El error de Aranda y el penalti que no fue

La clasificación de Boca dependía del penalti que tomó Tomás Aranda tras una serie global de 1-1. El juvenil, quien había generado las ocasiones más claras del partido, se quedó con la definición final. Sin embargo, en lugar de convertir, intentó picar el balón. Omar Carabalí, arquero de O’Higgins, se quedó parado en el medio del arco y detuvo el disparo. La atajada del portero chileno fue una de las escenas más polémicas de la noche.

El arquero celebró la intervención de manera efusiva, mientras que el delantero xeneize se mostró frustrado. La decisión de Aranda no solo frustró una oportunidad de sentenciar la serie, sino que también le costó al equipo un minuto adicional de presión. «No lo hice bien», reconoció el jugador tras el partido, en una frase que resumió el descontento de los hinchas.

La tanda y el equilibrio en los penales

La definición no fue tan sencilla como parecía. Antes de la jugada de Aranda, Boca ya había tenido que superar errores. Thiago Vecino y Luis Pávez fallaron sus disparos, lo que dio pie a una tanda que se prolongó más de lo esperado. El arquero de O’Higgins, Carabalí, demostró ser un gran parador, ya que había evitado el empate en el partido de ida y ahora se mantuvo firme en la definición.

Lautaro Blanco, el próximo penalista, asumió la responsabilidad del cuarto disparo y convirtió el penalti decisivo. Así, el Xeneize logró la clasificación con un margen de 4-3. La actuación de Carabalí fue clave, ya que su presencia en el arco le dio a O’Higgins una ventaja que Boca no podía permitirse. Sin embargo, la fuerza colectiva del equipo argentino se impuso en la tanda, incluso después de la falta de Aranda.

La tensión en los minutos finales

El partido no fue todo lo fácil que se esperaba. Boca, que se mostró dominante en la primera mitad, sufrió en la segunda. O’Higgins respondió con un juego defensivo y aprovechó los errores del Xeneize para mantener el empate. El arquero Carabalí fue el primer protagonista en la definición, ya que había evitado el empate en el partido de ida. Su presencia en el arco fue clave para que el equipo chileno no se quedara sin opciones.

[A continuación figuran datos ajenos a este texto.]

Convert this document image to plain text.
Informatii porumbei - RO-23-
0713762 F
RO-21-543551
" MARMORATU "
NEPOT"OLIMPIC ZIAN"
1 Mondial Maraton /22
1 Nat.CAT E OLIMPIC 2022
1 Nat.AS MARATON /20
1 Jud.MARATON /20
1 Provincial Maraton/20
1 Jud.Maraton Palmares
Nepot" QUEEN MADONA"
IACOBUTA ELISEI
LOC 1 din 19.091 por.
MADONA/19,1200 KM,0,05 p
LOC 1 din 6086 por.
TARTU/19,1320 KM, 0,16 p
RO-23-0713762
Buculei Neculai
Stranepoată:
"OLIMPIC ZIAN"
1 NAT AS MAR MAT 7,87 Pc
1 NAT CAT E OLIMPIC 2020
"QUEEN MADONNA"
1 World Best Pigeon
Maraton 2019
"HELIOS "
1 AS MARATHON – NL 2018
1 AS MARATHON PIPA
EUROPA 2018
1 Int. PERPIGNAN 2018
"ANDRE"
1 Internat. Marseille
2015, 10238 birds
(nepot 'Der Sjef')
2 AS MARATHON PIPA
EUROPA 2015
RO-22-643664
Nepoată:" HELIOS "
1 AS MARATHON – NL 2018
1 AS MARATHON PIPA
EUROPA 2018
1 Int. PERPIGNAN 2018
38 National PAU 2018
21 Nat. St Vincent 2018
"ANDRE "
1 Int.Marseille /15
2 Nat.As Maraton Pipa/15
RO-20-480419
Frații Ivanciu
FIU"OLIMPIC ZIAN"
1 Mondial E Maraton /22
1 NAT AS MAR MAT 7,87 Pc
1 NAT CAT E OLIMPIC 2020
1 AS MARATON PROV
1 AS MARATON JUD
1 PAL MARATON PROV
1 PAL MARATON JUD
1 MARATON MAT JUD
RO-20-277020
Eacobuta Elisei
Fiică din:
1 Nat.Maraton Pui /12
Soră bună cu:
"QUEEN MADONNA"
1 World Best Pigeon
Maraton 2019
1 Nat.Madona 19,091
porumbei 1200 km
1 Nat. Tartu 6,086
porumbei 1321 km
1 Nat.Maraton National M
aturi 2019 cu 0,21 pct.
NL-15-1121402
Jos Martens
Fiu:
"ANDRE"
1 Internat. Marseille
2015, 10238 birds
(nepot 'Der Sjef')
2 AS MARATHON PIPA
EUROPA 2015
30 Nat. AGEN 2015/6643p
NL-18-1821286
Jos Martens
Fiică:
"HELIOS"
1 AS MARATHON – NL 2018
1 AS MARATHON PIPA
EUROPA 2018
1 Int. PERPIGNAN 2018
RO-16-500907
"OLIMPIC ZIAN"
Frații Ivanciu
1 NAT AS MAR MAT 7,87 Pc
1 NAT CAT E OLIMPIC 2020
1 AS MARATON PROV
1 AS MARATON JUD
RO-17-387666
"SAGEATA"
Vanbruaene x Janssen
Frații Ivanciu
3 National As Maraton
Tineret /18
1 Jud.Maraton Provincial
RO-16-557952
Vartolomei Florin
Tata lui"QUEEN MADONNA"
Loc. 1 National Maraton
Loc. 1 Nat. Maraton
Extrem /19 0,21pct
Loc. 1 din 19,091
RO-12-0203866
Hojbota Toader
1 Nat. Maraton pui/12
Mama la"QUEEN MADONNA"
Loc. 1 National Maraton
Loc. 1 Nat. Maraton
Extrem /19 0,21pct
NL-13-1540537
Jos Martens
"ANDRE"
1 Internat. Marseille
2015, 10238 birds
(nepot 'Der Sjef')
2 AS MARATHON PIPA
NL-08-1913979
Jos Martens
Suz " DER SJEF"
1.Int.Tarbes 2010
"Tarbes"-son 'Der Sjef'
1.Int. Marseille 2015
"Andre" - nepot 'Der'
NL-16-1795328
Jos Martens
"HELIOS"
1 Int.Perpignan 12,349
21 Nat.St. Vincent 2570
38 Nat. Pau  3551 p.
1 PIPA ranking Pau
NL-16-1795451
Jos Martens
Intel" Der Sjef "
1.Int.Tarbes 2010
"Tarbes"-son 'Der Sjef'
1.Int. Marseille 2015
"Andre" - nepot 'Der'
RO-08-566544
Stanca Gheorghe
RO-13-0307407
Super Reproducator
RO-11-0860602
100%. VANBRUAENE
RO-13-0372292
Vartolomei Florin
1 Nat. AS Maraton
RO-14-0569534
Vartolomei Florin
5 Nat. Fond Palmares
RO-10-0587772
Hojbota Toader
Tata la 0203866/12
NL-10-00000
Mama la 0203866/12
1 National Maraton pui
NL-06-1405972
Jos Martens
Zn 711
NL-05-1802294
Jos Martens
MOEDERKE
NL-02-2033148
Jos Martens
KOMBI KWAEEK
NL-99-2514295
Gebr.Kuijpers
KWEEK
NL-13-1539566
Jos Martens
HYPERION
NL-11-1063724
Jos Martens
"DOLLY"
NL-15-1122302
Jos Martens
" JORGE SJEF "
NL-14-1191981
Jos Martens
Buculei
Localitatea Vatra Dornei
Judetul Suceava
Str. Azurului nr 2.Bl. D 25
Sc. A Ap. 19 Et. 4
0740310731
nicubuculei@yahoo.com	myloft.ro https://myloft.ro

La tensión se incrementó cuando Aranda falló. El error no solo afectó al resultado, sino que también generó una falta de confianza en la tanda. Aunque el juvenil tuvo una oportunidad clara, su decisión de picar el balón le costó el triunfo. En cambio, la solidaridad del equipo se mostró en la definición final, donde los jugadores no dejaron escapar la oportunidad. La victoria de Boca fue un acto de superación, tras un partido en el que el error de un jugador pudo cambiar el rumbo del torneo.

El futuro en los octavos de final

Con la clasificación asegurada, Boca ahora se prepara para los octavos de final de la Copa Sudamericana. El club argentino enfrentará a un rival que, según las previsiones, será uno de los equipos más fuertes del torneo. La victoria en la definición fue crucial, ya que el equipo no podía permitirse un error en la fase de grupos. La experiencia de Arruabarrena fue clave, ya que el entrenador sabía cómo manejar la presión en momentos decisivos.

La victoria no solo es un logro técnico, sino también un reflejo de la mentalidad del Xeneize. Aunque la eliminatoria fue muy ajustada, el equipo demostró que puede competir a nivel continental. El siguiente paso es enfrentar a un rival de peso, pero el triunfo en la definición le da la confianza necesaria para seguir en la competencia. El fútbol es así: siempre hay que luchar hasta el último segundo, y Boca lo hizo.

La clasificación de Boca fue un acto de superación, marcado por errores individuales y una respuesta colectiva. La decisión de Aranda fue un punto débil, pero el equipo se recompuso y selló su paso a los octavos. Ahora, el desafío es enfrentar a un rival fuerte, pero el triunfo en la definición deja un mensaje claro: el Xeneize está listo para competir a nivel continental.